Cllr Anna Bailey, leader of East Cambridgeshire District Council, said: “Taking money from people’s pockets with the force of law, particularly in a cost of living crisis, while not doing everything possible to avoid it is lazy and wrong.
“The Combined Authority should live within its means and taxpayers should not pay for the failures of the mayor.”
She said additional money from the mayoral precept would not improve buses but would be used to “keep the status quo”.
Cllr Bailey said: “The purpose of devolvement is to receive powers and funding from government to implement decisions.
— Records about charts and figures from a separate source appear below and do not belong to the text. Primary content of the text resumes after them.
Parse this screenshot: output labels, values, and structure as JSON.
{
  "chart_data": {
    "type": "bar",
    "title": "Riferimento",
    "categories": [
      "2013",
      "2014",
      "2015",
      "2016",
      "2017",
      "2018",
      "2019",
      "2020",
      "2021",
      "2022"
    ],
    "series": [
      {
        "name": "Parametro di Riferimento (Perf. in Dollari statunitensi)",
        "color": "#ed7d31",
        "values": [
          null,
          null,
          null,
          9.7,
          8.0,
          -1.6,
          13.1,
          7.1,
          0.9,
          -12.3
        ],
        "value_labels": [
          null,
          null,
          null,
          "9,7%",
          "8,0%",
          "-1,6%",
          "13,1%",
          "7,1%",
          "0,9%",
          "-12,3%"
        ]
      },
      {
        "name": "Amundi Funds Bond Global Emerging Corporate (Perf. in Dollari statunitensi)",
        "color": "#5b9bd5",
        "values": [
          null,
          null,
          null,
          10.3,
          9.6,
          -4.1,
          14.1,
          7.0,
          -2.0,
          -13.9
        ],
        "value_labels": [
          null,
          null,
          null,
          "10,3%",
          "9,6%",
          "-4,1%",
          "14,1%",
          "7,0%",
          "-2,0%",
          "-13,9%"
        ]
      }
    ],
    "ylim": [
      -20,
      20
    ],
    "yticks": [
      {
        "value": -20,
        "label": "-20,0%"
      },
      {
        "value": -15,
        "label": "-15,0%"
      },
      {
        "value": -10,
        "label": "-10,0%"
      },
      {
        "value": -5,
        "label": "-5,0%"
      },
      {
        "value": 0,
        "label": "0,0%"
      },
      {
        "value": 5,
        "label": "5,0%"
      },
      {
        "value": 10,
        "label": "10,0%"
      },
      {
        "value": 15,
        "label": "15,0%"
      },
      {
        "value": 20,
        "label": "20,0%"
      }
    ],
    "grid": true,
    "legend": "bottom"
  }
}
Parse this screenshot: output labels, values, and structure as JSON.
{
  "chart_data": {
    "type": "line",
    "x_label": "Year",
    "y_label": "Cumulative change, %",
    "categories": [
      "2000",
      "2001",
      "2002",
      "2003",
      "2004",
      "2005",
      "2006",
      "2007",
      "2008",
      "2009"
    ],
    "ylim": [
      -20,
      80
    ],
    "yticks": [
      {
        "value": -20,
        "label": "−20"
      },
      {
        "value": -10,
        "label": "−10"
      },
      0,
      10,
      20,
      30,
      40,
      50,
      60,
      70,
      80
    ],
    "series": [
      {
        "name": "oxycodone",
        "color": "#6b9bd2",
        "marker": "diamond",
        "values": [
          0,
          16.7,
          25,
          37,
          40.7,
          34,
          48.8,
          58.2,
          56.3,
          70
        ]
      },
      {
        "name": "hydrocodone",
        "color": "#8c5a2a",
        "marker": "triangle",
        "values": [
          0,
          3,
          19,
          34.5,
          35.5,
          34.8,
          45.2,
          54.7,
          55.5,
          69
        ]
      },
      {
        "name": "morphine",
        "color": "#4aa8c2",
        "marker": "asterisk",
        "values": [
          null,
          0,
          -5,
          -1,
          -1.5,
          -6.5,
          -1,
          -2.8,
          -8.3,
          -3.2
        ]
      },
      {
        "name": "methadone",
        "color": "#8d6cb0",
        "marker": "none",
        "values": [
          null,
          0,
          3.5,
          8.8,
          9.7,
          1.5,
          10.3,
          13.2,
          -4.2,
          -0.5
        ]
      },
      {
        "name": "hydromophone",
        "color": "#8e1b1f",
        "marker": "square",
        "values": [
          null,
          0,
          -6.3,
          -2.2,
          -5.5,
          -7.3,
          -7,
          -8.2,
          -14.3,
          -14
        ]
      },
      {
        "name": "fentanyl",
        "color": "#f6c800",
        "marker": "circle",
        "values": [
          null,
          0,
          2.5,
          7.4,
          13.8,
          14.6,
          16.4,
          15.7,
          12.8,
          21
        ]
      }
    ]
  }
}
It is not supposed to be a new method of taxing.”
Cllr Bridget Smith, the Liberal Democrat leader of South Cambridgeshire District Council, said the Tories’ proposed amendment to cut 10 bus services was “heartless and uncaring”.
She said the majority of the buses on the list proposed to be cut in the amendment were in South Cambridgeshire, describing it as a “hit list”.
Cllr Smith said the precept was to pay for buses and said the board knew that people wanted buses.
She highlighted that they had heard from people about the consequences of not having buses, including young people not being able to get to school or places of work.
And she said she had received messages from elderly people “begging” her to help keep their bus services.
Cllr Smith said the board had all been “outraged” by the Stagecoach cuts and had supported the temporary measure to fund some of the services. She said if the services were to continue then the “money has to come from somewhere”.
Cllr Lucy Nethsingha, the Lib Dem leader of Cambridgeshire County Council, highlighted that the money the Combined Authority received from government was a cash settlement, which she said with inflation levels high meant the authority’s spending power was “reducing”.
She said if the authority was to only “manage on money it was given” it would “effectively have to do less and less every year”.
Cllr Nethsingha recognised the precept was a “new burden”, but said people recognised the need to change the way the public transport system worked.
She said: “It is an important step forward in a vision towards an area where public transport can be more reliable and more climate friendly.
“Most importantly of all for those who live in rural areas do not face constant increasing disadvantage, disadvantaged in getting education and work.”
What you will pay to the Combined Authority in 2023-3
The breakdown of what this charge will be across the different bands is:
- Band A - £8
- Band B - £9.33
- Band C - £10,67
- Band D - £12
- Band E - £14.67
- Band F - £17.33
- Band G - £20
- Band H - £24
Meanwhile, taxpayers can expect bills from most councils to rise, with the exception of East Cambridgeshire District Council, which is freezing its bill for the tenth year running.
Cambridgeshire County Council, which makes up the majority of the council tax bill, plans a 4.99% rise, which will add £73 to the average Band D bill.